De nuevo celebraron el Consejo. ¿Qué hacer? ¡qué solución tomar? El criminal no se iba. Después de pensarlo mucho, decidieron asignarle una pensión. Era la única manera de librarse de él. Informaron al reyecillo. "¡Qué le hemos de hacer! Hay que terminar como sea", dijo éste. Asignaron al criminal una pensión de seiscientos francos y así se lo comunicaron. "bueno; si me pagan puntualmente, me iré".

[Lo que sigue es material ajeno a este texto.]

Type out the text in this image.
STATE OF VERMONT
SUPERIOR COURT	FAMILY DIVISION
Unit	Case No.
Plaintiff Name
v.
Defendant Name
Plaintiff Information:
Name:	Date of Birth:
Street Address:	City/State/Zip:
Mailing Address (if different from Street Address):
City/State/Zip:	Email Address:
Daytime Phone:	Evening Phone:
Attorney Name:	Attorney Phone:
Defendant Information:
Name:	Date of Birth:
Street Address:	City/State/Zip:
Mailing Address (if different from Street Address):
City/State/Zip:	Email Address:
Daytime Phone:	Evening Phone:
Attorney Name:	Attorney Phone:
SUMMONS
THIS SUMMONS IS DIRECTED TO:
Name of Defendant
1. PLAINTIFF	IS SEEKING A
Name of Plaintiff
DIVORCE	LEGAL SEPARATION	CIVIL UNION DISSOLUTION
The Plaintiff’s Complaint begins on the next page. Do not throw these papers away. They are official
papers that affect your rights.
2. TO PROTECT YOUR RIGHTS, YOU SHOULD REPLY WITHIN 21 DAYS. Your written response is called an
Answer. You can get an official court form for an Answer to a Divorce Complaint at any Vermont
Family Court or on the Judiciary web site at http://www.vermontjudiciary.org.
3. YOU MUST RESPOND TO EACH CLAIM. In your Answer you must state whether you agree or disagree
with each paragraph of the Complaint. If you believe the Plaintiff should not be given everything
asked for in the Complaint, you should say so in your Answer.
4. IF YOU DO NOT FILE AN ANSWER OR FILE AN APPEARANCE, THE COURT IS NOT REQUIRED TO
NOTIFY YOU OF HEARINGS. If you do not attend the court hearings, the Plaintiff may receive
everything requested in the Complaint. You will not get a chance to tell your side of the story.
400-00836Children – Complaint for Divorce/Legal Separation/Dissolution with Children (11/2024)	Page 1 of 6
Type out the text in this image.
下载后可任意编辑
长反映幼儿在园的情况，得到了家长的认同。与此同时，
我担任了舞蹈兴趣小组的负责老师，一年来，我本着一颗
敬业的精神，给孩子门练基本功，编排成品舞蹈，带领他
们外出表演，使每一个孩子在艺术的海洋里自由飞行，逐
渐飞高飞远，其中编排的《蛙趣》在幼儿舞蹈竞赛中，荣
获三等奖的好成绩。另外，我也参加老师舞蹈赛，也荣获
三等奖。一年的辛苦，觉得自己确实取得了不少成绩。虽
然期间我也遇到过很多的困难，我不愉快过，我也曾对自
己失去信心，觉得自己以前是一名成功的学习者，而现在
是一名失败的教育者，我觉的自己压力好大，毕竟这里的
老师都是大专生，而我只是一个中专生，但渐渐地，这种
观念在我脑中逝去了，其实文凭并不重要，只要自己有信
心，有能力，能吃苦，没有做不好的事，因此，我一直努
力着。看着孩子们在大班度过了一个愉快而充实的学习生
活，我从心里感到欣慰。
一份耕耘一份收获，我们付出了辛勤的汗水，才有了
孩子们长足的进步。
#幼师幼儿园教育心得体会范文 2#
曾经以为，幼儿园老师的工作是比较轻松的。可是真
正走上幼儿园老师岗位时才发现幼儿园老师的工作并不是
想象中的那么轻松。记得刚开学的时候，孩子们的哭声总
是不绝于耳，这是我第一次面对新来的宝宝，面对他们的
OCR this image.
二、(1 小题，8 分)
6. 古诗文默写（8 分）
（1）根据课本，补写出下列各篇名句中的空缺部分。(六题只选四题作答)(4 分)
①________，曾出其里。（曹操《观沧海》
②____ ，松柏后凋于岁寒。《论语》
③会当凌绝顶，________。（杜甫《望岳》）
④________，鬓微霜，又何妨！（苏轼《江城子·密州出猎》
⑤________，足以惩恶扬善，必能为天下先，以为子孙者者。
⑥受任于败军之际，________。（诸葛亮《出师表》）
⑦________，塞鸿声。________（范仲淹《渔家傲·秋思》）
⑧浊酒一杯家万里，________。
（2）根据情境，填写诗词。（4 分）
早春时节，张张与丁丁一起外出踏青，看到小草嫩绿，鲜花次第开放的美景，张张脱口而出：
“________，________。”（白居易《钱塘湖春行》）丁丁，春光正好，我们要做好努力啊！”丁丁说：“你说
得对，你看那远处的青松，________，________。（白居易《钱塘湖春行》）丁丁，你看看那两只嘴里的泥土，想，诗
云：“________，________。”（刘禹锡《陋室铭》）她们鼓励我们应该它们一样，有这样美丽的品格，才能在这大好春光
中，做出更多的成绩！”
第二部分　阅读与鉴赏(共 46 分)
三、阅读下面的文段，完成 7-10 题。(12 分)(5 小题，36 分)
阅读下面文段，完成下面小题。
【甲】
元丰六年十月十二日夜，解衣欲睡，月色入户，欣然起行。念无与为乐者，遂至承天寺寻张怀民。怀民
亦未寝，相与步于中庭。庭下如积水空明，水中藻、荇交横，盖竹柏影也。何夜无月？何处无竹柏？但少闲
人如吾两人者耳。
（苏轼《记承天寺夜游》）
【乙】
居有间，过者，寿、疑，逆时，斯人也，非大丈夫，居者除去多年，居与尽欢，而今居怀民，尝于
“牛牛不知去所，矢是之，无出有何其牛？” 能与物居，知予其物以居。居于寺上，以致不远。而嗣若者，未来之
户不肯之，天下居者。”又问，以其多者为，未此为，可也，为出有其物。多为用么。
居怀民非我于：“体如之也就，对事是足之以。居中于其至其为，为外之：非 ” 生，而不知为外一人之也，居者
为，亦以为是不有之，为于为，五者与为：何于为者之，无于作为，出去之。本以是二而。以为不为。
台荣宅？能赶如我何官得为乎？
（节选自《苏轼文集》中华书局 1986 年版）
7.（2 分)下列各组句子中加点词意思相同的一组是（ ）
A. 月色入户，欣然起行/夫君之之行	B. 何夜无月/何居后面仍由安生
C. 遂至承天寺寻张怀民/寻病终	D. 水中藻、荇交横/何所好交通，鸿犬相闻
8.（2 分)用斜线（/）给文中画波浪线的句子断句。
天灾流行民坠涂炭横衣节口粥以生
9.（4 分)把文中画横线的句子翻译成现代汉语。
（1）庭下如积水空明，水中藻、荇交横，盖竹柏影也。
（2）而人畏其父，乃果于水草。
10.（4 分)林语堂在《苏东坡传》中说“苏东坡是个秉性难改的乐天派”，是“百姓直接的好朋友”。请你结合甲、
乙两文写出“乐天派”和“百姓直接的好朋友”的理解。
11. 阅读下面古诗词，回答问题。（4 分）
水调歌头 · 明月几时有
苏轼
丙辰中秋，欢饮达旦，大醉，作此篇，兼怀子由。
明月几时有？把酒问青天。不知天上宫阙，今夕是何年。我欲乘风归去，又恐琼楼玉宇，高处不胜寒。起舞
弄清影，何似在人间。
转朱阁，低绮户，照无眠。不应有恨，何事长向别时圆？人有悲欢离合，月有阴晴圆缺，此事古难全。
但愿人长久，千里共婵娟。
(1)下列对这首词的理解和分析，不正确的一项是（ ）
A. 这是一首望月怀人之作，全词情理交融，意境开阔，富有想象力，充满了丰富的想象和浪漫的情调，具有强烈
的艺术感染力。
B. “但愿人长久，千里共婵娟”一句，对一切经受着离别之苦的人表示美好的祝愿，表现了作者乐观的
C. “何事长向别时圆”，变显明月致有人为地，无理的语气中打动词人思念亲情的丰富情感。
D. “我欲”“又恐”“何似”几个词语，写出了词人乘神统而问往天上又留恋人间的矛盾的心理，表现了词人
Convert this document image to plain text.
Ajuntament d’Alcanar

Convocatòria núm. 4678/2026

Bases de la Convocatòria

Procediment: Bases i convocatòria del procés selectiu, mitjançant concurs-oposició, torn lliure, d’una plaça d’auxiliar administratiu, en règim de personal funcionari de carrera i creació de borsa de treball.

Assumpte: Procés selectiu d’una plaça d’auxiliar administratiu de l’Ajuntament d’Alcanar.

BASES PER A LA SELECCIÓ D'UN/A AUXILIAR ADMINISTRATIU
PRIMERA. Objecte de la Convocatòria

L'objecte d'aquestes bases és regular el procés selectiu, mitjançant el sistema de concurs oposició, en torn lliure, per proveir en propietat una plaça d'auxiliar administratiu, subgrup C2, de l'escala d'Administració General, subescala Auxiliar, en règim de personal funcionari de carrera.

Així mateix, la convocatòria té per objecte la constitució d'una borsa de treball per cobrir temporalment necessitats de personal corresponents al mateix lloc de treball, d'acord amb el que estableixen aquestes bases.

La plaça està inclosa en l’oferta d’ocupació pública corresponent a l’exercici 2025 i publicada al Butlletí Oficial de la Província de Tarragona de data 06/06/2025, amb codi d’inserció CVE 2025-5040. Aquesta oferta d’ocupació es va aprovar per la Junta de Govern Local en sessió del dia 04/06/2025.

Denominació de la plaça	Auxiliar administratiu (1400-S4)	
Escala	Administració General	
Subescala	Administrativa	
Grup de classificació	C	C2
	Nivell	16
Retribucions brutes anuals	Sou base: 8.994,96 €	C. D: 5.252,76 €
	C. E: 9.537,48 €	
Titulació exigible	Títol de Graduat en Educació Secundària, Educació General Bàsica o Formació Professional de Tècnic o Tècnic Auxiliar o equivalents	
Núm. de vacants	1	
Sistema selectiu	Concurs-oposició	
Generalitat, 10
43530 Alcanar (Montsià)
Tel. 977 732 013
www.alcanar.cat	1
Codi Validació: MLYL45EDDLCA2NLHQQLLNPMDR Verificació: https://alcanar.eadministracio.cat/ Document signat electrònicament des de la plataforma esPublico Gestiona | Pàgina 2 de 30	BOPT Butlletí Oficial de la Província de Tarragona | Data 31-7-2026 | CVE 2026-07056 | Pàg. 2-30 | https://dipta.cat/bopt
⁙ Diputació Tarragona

Así se decidió la cosa. Entregaron al criminal la tercera parte de la pensión por adelantado. Este se despidió de todos y abandonó el dominio del reyecillo. Viajó sólo un cuarto de hora por ferrocarril. Se instaló cerca del reino, compró una parcela de tierra, puso una huerta y un jardín y vive muy feliz. En fechas determinadas, va a Mónaco a percibir su pensión. Después de cobrar, entra en la casa de juego y pone dos o tres francos. Algunas veces gana; otras pierde y vuelve a su casa. Vive apaciblemente.
Menos mal que no delinquió en un lugar donde no se repara en gastos para decapitar a un hombre ni para mantenerlo en la cárcel toda la vida.